2. **Guaranteed Period:** A Weyl sequence was added to provide a guaranteed minimum period of 2^64. Separating the task of period generation from statistical mixing was a deliberate trade-off.
3. **Performance:** Finally, additional state variables were introduced to enable instruction-level parallelism for maximum speed.
```c
// The Reduced state 64-bit core mixer at the heart of the algorithm:
uint32_t output = GR * mix;
uint32_t old_rot = rotateLeft(last_mix, 11);
last_mix = GR ^ mix;
mix = old_rot + output;
return output;
```
*(Note: This is a scaled down version for testing. Use the above full implementation to ensure pipelined performance and the minimum period length of 2^64.)*
## Scaled Down Testing
A key test for any random number generator is to see how it performs when its internal state is drastically reduced. This allows us to practically test its performance within a test suite like PractRand - to see if its core algorithm is truly sound.
`biski64` performs exceptionally in this regard.
| 8-bit | 24 bits | ~4 KB | Passes 2 MB|
| 16-bit | 48 bits | ~32 MB | Passes 16 GB |
The "Expected Failure Point" is the "birthday bound" for a generic generator of a similar size — the point where flaws are statistically expected to appear.
For the scaled down mixer with 8-bit state variables (24-bits of state total), the guaranteed minimum period is only 2^8, but `biski64` passes PractRand to 2^21 bytes. This shows that the core mixer is actively synergizing with the 8-bits of the scaled-down Weyl sequence to create longer periods than the minimum. The 16-bit version also outpeforms the minimal period by orders of magnitude.

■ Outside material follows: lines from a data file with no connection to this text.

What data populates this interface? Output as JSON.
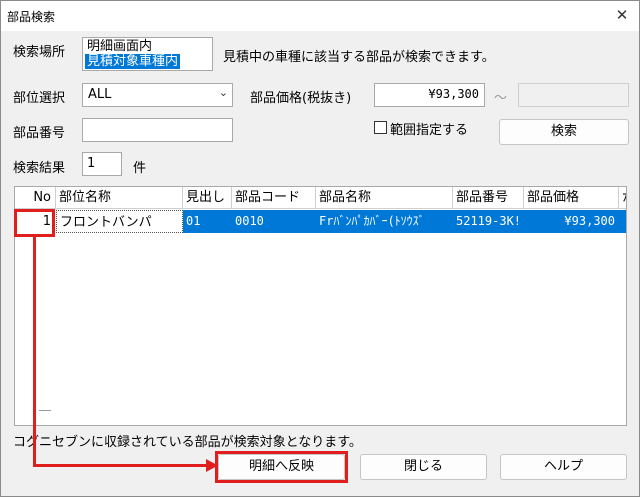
{
  "window": {
    "title": "部品検索",
    "close_glyph": "✕"
  },
  "search_location": {
    "label": "検索場所",
    "options": [
      "明細画面内",
      "見積対象車種内"
    ],
    "description": "見積中の車種に該当する部品が検索できます。"
  },
  "part_position": {
    "label": "部位選択",
    "value": "ALL"
  },
  "part_price": {
    "label": "部品価格(税抜き)",
    "value": "¥93,300",
    "range_sep": "～",
    "value_to": ""
  },
  "part_number": {
    "label": "部品番号",
    "value": ""
  },
  "range_checkbox": {
    "label": "範囲指定する",
    "checked": false
  },
  "search_button": {
    "label": "検索"
  },
  "result": {
    "label": "検索結果",
    "count": "1",
    "unit": "件"
  },
  "table": {
    "columns": [
      "No",
      "部位名称",
      "見出し",
      "部品コード",
      "部品名称",
      "部品番号",
      "部品価格",
      "か"
    ],
    "rows": [
      {
        "no": "1",
        "position_name": "フロントバンパ",
        "heading": "01",
        "part_code": "0010",
        "part_name": "Frﾊﾞﾝﾊﾟｶﾊﾞｰ(ﾄｿｳｽﾞ",
        "part_number": "52119-3K!",
        "price": "¥93,300"
      }
    ]
  },
  "footer_note": "コグニセブンに収録されている部品が検索対象となります。",
  "buttons": {
    "reflect": "明細へ反映",
    "close": "閉じる",
    "help": "ヘルプ"
  },
  "colors": {
    "selection": "#0078d7",
    "annotation": "#e01e1e"
  }
}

Passing over 500 times more data than the theoretical "birthday bound" limit and exceeding the minimal period by orders of magnitude demonstrates that the core mixing function of `biski64` is fundamentally sound and highly effective at masking its internal state, a desirable property among PRNGs.
```c
// Non-pipelined 8-bit version used for testing:
const uint8_t GR = 0x9d;
uint8_t output = GR * mix;
uint8_t oldRot = rotateLeft(lastMix, 3);
lastMix = fast_loop ^ mix;
mix = oldRot + output;
fast_loop += GR;
return output;
```
*(Note: This is a scaled down version for testing. Use the above full implementation to ensure pipelined performance and the minimum period length of 2^64.)*
## Notes
Created by Daniel Cota and named after his cat Biscuit - a small and fast Egyptian Mau.